Treatment compliance is an important issue when considering the effects of long-term therapies. In this study, poor compliance was associated with higher U-NTX/Cr after 4 months of therapy. We have previously reported that poor compliance with raloxifene (assessed by electronic caps) is associated with poorer NTX response to treatment over 12 months [3]. Our data suggest that the target of the lower half of the reference interval appears to be a better indicator of treatment compliance than use of LSC.

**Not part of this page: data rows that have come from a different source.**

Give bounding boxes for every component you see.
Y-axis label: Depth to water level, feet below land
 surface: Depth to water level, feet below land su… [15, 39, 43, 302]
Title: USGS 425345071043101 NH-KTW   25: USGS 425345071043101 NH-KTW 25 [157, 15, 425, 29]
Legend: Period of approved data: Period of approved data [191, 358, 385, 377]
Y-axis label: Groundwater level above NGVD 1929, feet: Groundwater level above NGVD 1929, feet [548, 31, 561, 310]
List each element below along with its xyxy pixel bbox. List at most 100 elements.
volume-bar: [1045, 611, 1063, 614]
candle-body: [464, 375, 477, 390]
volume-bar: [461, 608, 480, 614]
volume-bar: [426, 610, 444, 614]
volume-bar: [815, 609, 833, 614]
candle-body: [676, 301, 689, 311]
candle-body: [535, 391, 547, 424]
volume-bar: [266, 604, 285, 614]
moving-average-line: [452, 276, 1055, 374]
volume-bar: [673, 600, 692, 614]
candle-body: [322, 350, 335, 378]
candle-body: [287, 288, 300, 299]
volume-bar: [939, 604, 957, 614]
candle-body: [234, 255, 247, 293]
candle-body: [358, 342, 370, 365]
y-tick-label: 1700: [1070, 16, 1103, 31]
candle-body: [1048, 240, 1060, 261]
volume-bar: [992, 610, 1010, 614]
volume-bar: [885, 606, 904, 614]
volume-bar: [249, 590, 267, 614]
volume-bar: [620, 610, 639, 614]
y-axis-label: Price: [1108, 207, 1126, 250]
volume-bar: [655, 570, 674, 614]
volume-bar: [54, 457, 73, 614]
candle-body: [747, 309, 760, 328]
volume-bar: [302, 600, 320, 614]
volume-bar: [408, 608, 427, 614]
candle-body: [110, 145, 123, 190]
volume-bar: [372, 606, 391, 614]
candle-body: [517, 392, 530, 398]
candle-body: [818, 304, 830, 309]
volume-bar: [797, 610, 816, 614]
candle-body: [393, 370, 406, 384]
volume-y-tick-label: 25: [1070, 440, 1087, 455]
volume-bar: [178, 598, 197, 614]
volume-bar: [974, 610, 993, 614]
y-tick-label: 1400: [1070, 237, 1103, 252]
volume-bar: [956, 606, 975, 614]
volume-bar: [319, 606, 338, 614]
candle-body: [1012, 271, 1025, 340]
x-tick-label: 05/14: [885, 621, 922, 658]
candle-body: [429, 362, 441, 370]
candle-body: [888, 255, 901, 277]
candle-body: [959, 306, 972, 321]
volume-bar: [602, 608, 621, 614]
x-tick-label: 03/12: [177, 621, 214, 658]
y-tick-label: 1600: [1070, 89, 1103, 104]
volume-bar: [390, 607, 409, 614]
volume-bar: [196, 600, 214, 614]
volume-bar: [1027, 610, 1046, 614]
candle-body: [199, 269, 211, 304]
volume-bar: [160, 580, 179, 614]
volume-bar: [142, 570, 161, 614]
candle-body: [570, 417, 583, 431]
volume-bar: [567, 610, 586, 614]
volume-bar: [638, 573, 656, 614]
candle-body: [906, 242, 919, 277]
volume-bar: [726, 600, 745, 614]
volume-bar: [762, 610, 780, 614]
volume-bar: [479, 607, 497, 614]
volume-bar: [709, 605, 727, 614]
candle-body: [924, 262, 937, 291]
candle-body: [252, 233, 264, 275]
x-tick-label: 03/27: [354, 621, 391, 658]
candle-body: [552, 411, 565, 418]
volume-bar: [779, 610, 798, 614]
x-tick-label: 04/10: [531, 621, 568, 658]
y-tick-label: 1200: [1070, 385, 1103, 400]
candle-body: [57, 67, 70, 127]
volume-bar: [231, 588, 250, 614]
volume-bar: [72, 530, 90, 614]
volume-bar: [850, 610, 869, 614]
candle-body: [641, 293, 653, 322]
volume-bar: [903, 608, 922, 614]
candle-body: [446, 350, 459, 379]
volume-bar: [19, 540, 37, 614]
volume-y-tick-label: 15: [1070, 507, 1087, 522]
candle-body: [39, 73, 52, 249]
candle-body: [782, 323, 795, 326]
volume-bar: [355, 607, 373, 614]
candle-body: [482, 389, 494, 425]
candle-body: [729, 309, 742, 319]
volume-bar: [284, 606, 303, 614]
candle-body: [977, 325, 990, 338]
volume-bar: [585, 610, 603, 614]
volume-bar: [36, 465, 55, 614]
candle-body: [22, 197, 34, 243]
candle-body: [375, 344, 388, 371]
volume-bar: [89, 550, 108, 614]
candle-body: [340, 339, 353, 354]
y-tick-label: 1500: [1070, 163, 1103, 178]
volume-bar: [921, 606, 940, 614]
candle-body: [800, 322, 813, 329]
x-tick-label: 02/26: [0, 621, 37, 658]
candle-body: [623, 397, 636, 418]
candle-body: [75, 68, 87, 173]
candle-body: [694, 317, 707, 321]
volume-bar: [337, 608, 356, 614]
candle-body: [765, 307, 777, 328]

As we were evaluating retrospective data collected in the clinical setting rather than from a controlled research study, certain limitations of these data should be acknowledged. Our patient population consisted of both men and women but the thresholds for LSC and references intervals were derived from studies of women alone. However, our aim was to determine the usefulness of monitoring with U-NTX/Cr in the clinical setting using the available background reference data, and as yet there are no data for change in U-NTX/Cr and change in fracture risk in men. We observed a lesser response in U-NTX/Cr in those patients who went on to have a lesser response in BMD. This association may have been underestimated as a poor response in U-NTX at 4 months led to further intervention and possible improved response in BMD.

In summary, in this clinical evaluation, we have shown that measurements of U-NTX/Cr in patients treated with alendronate or risedronate may be a useful early indicator of the presence of underlying causes of osteoporosis or poor compliance. In the evaluation of treatment response, it may be helpful to consider whether the U-NTX/Cr value lies within the lower half of the pre-menopausal reference interval and also whether there has been a change in U-NTX/Cr greater than the LSC.